In the recent Australian case of Kellogg Brown & Root v Australian Aerospace the Supreme Court of Victoriaconsidered whether there was a common law obligation of good faith that applied to the operation of a “termination for convenience” clause in an Australian contract.
Termination for convenience clauses are common in government contracts, not so in the private sector, where, certainly in building and civil engineering contracts, termination may usually only be the remedy for a serious breach or insolvency. The intent behind termination for convenience clauses in government contracts is to allow termination where, for example, there has been a change in direction of policy. The question that arose in this case was whether the operation of the clause by the main contractor, who was dissatisfied about the performance of his sub-contractor, amounted to a breach of the principle of good faith. Whilst the concept of good faith does apply in contracts of insurance, partnerships and some areas of consumer law, there is no general principle of good faith under English law.
Australian Aerospace (“AA”) contracted with Kellogg Brown & Root (“KBR”) for the provision of training services and support in respect of a contract that AA had secured with the Australian Government for the supply of, in total, 46 helicopters. KBR’s sub-contract concerned services relating to phase 2 of the main contract for 12 helicopters.
In the case under consideration here, AA had notified KBR in December 2006 that it was failing to progress “at a rate to facilitate the due and proper completion of the contract within time frames specified therein”.
Following various communications between the parties in the weeks that followed, on KBR’s part denying that it was in default, the parties agreed to meet in March 2007 and discuss the situation that had developed and, in KBR’s eyes, to endeavour to redress the position and to restore relations to a positive level.
At the meeting, according to an affidavit made by KBR’s project director, AA stated that it wished to de-scope KBR’s work and introduced the prospect of termination for convenience, when a senior executive stated that if AA and KBR could not agree on the de-scoping, AA would terminate the contract for that reason.
KBR’s project director said that it was apparent that AA intended to replace KBR in order to provide the training and support itself and that AA’s negotiations were not in good faith.

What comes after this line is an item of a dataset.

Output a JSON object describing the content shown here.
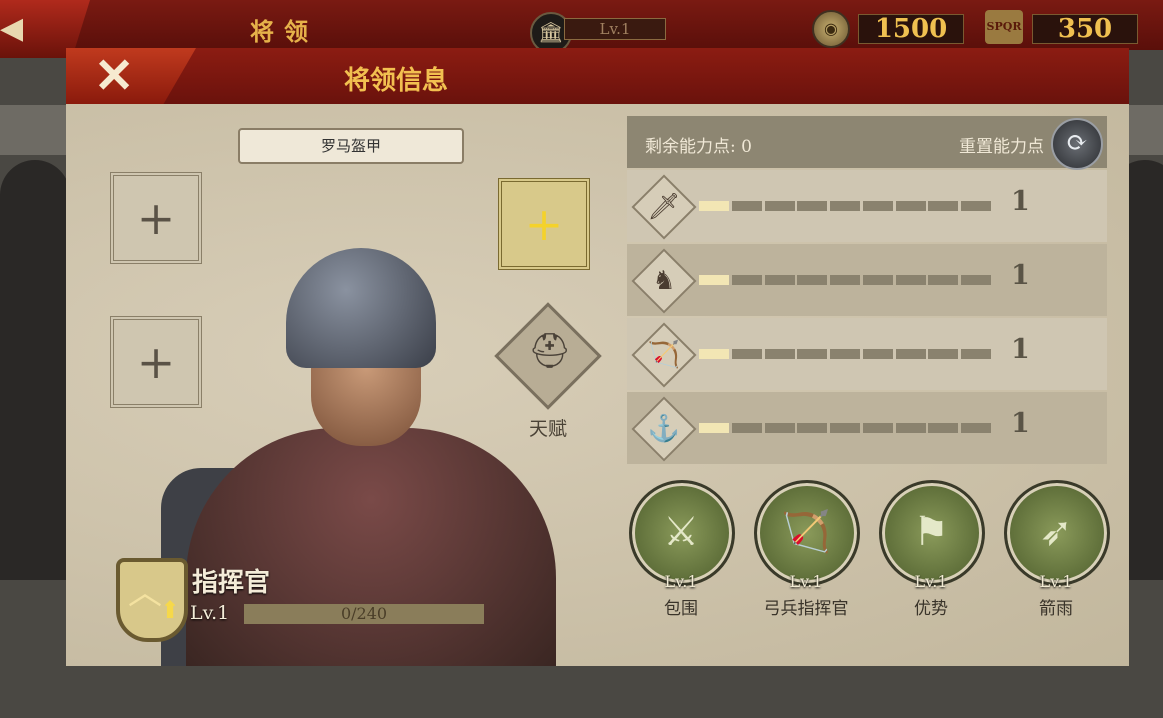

KBR sent a draft to AA setting out terms under which KBR would, after all, agree to an element of de-scoping, whilst denying all the allegations made about its performance.
Further communications followed in which AA indicated that it intended to terminate for convenience in preference to taking action for KBR’s default and stating that if the de-scoping proposed at the meeting was not agreed by 20 March AA would so proceed. KBR responded by notifying AA that it considered the parties were in dispute in respect of the notices relating to performance issues and it wished to invoke the operation of the dispute resolution procedure under the sub-contract.
AA continued in all its subsequent communications, whilst sometimes agreeing to dispute resolution, to insist that parallel negotiation on de-scoping would continue, with the threat of termination for convenience implicit should such negotiations fail.
One month after the meeting AA sent KBR two letters. The first advised that it considered that there remained no point in continuing discussions on de-scoping KBR’s work; the second gave notice that the contract was terminated for convenience with immediate effect.
Following receipt of this notice KBR sought an injunction to prevent AA from invoking the termination for convenience clause.
KBR’s argument was that AA had acted in bad faith. One of the supporting affidavits alleged that AA was attempting to oust KBR and to seize the benefits of the contract for itself.
The Judge noted that it had been conceded by AA “that there is a serious question to be tried, which [is] whether a term of good faith and fair dealing is implied in the contract and, whether the notice of termination was given in breach of that term.”
Having considered the various authorities in detail and noted that particular consideration would have to be given at trial to termination for convenience in defence procurement contracts, the Judge concluded that, taking all matters into account, including the strength of KBR’s case, the lower risk of injustice favoured the granting of the injunction sought by KBR thus preventing AA from terminating the contract and allowing KBR to continue working on the project pending a full trial.
In conclusion, although the matter is yet to be tried, it will be interesting to see whether, if KBR’s case succeeds and the obligation to act in good faith is upheld, the concept leads to any variation in the stance in English law in light of Australian case law.